Singapore says disappointed by Ba'asyir verdict
Singapore says disappointed by Ba'asyir verdict
Reuters Singapore
Singapore Prime Minister Goh Chok Tong said on Tuesday he was disappointed by a Jakarta court's four-year jail term for an Islamic cleric suspected of heading a militant Southeast Asian militant network.
"It's not the result which we would like to see, but it's the result which we've got to accept," Goh told British Broadcasting Corp. in an interview.
Indonesian prosecutors are appealing the verdict on Muslim cleric Abu Bakar Ba'asyir, whose treason sentence this month was seen as too lenient in much of Asia and the West.

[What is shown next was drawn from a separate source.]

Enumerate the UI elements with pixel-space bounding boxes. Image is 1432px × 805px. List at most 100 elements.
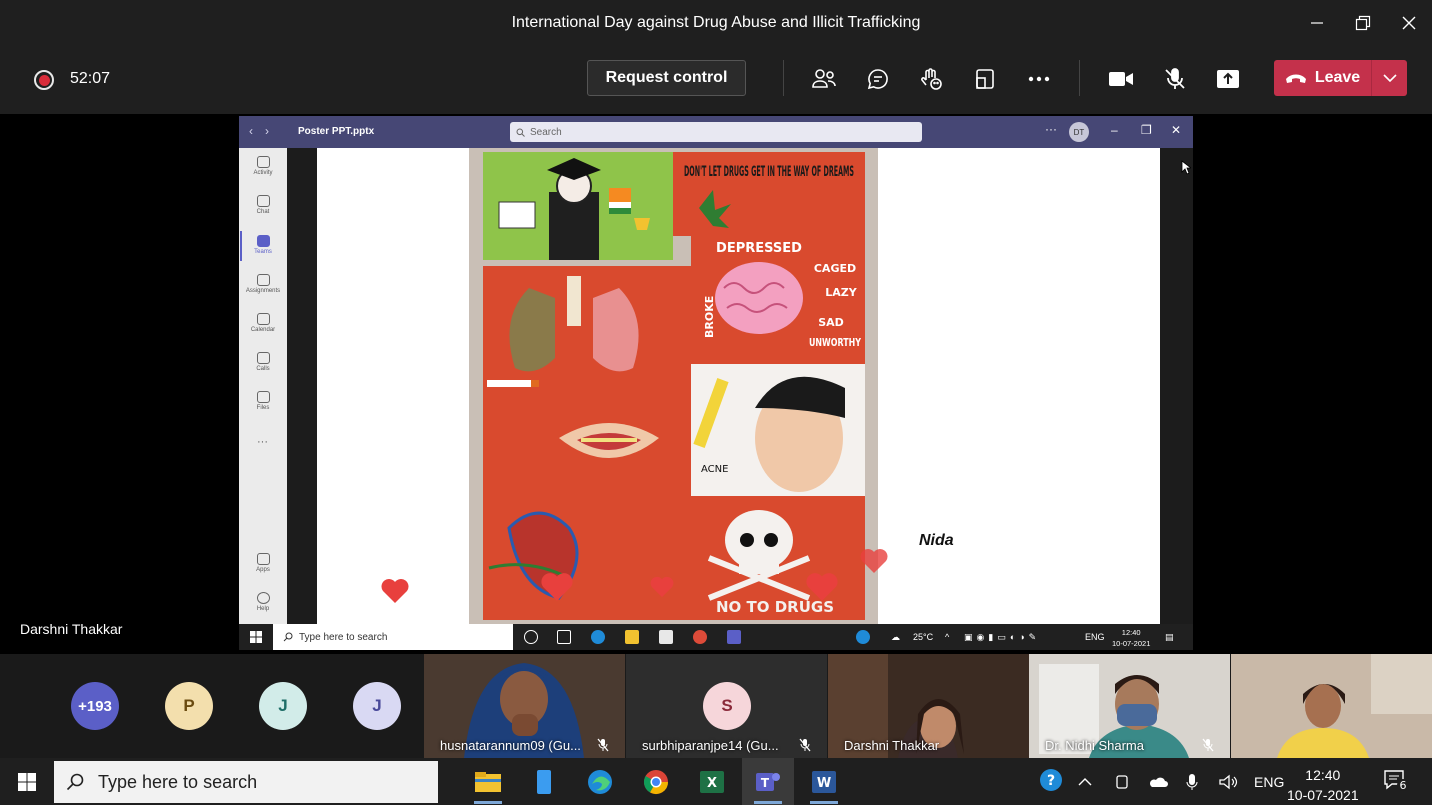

The prosecutors failed to prove Ba'asyir was the emir, or spiritual leader, of Jamaah Islamiyah (JI), a militant group blamed for the Bali bombings that killed 202 people, mainly Australians, last October.
"In Singapore, based on the evidence that we have, we will believe that he is the head of Jamaah Islamiyah," Goh said. "That's the intelligence that we have from the people arrested in Singapore."
Singapore was among the first nations to identify the threat posed by Jamaah Islamiyah. Thirty-one people associated with JI are held now in Singapore suspected of planning to blow up the U.S. embassy and other Western targets in the city state.
Prosecutors had demanded the prominent cleric be jailed for 15 years. Many saw this as tantamount to a life sentence for the 65- year-old Ba'asyir, who has suffered from poor health.
When asked if the Jakarta court came up with the wrong result in its Sept. 2 decision, Goh said: "I would say the result is fairly undecided."
A Singapore government white paper this year said Ba'asyir took over leadership of the group in 1999. Singapore has also linked JI to the al-Qaeda network of Osama bin Laden, blamed for Sept. 11, 2001, attacks on the United States.